Helene Nymann’s artistic practice revolves around memory, knowledge and the imagination as relational and collective processes. For this exhibition, she created the site-specific film work North Atlantic ContinuOnus and the sculpture How Far Did She See? Together, they constitute a new version of Future ContinuOnus (2023–), an expanding cartographic and interactive website-based work featuring memories collected from visitors at exhibitions around the world. The map’s coordinates are not place names, but emotions linked to memories that point towards the future. Visitors are invited to contribute by answering the question: ‘What do you remember that you want the future to remember?’ Their responses will be integrated into the video work over the course of the exhibition run.
Alda Mohr Eyðunardóttir’s artistic practice revolves around geopolitical themes, the history of the Faroe Islands, and collective memory. For this exhibition, the film work Dráttir, originally created in 2025, has been further developed with new sculptural elements: transparent walls containing illuminated guard hair and broadleaf plantain – recurring symbols of resilience within the artist’s practice. ‘Dráttir’ means ‘breath’, and the work is rooted in experiences and stories of abortion that are shrouded in silence. Visitors who do not understand Faroese are invited to shift their perspective as they encounter the work since the images and subtitles are presented separately.

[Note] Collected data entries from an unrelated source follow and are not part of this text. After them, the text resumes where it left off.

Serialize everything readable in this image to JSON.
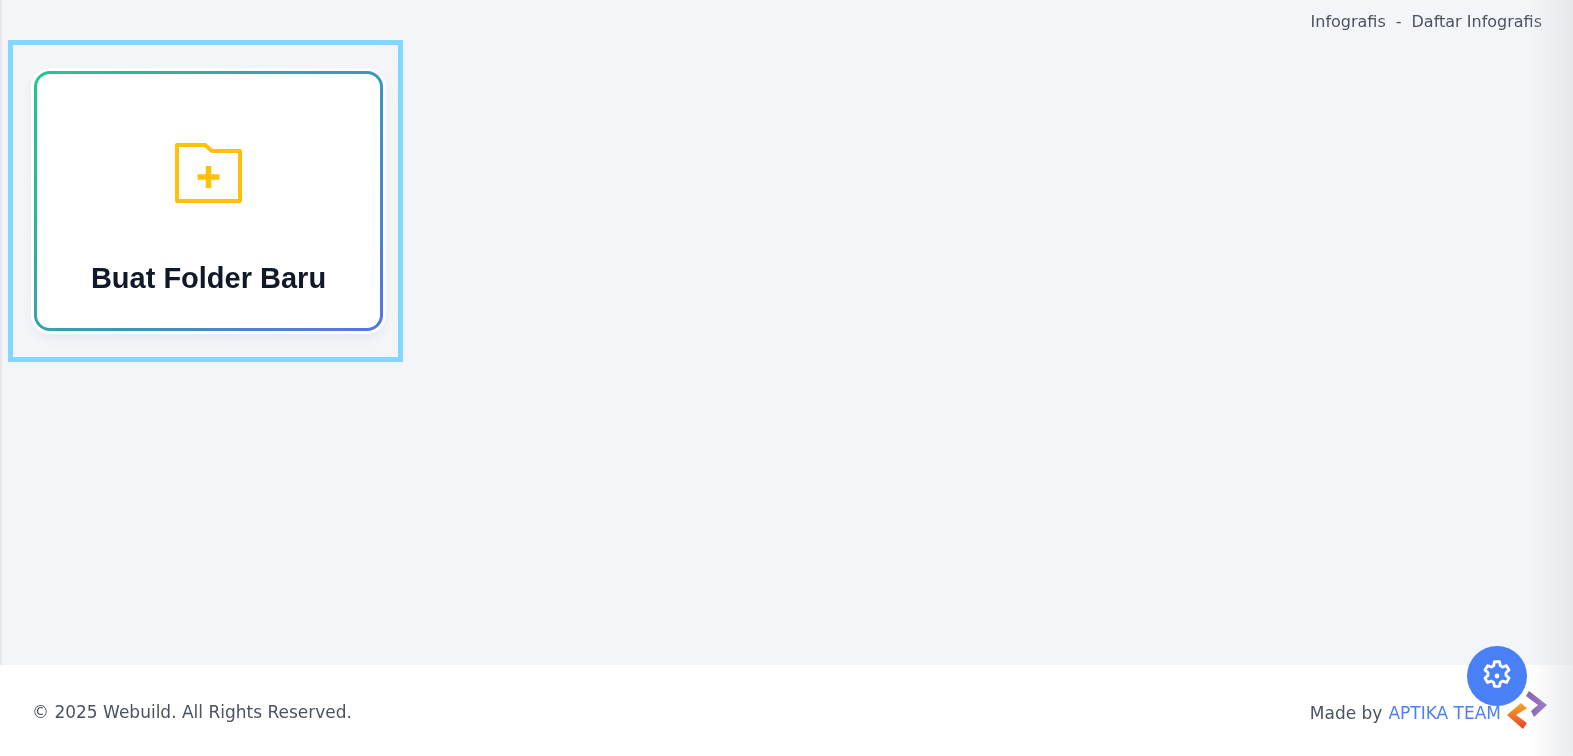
{
  "breadcrumb": {
    "items": [
      "Infografis",
      "Daftar Infografis"
    ],
    "separator": "-"
  },
  "cards": [
    {
      "title": "Buat Folder Baru",
      "highlighted": true
    }
  ],
  "footer": {
    "copyright": "© 2025 Webuild. All Rights Reserved.",
    "made_by": "Made by",
    "team_link": "APTIKA TEAM"
  }
}
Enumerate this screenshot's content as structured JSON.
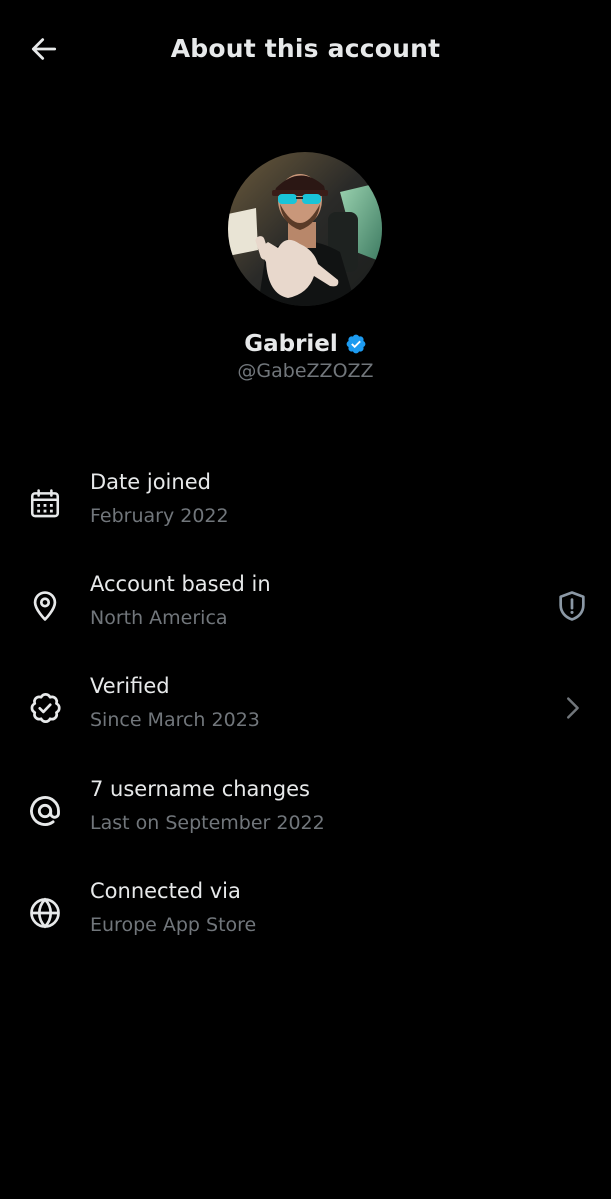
{
  "header": {
    "title": "About this account",
    "back_icon": "arrow-left-icon"
  },
  "profile": {
    "display_name": "Gabriel",
    "handle": "@GabeZZOZZ",
    "verified": true,
    "badge_color": "#1d9bf0"
  },
  "rows": [
    {
      "icon": "calendar-icon",
      "title": "Date joined",
      "subtitle": "February 2022"
    },
    {
      "icon": "location-pin-icon",
      "title": "Account based in",
      "subtitle": "North America",
      "trailing_icon": "shield-alert-icon"
    },
    {
      "icon": "verified-check-icon",
      "title": "Verified",
      "subtitle": "Since March 2023",
      "trailing_icon": "chevron-right-icon"
    },
    {
      "icon": "at-sign-icon",
      "title": "7 username changes",
      "subtitle": "Last on September 2022"
    },
    {
      "icon": "globe-icon",
      "title": "Connected via",
      "subtitle": "Europe App Store"
    }
  ],
  "colors": {
    "background": "#000000",
    "primary_text": "#e7e9ea",
    "secondary_text": "#71767b",
    "accent": "#1d9bf0"
  }
}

Eyðunardóttir and Nymann both work cartographically. Eyðunardóttir’s work offers a way out of absence by drawing forth historically undocumented experiences of abortion, transmitted through and by the body. Nymann creates a place where collective memories are gathered and set free. These works not only document the past; they also give form to the memories of the future.
Through movement, shifts in perspective, and participation, visitors are invited to navigate a terrain of memories, emotions and experiences. Here, absence is not emptiness, but something that continues to shape people, relationships and places. The artists’ use of transparent materials and fragmentary, subjec- tive narrative structures likewise reflects the logic of memory.
The exhibition is supported by the Augustinus Foundation, the Knud Højgaard Foundation, the Danish-Faroese Culture Fund and the New Carlsberg Foundation. Curator: Silke Calmer Dinesen

THE ARTISTS
Alda Mohr Eyðunardóttir graduated from the Schools of Visual Arts at the Royal Danish Academy of Fine Arts in 2025 and has taken part in numerous exhibitions in the Faroe Islands, Denmark, Iceland, Finland and the United States. She has also worked collectively on Faroese and Arctic projects focusing on art and activism. She is represented in the collection of the National Gallery of the Faroe Islands.
Helene Nymann holds a practice-based PhD and has presented works at the New Museum, Pioneer Works and Fridman Gallery in New York; Kunsthal Charlottenborg, ARoS and Kunsthal Aarhus in Denmark; MACRO in Rome; Tate Modern in London; and the Neue Nationalgalerie in Berlin.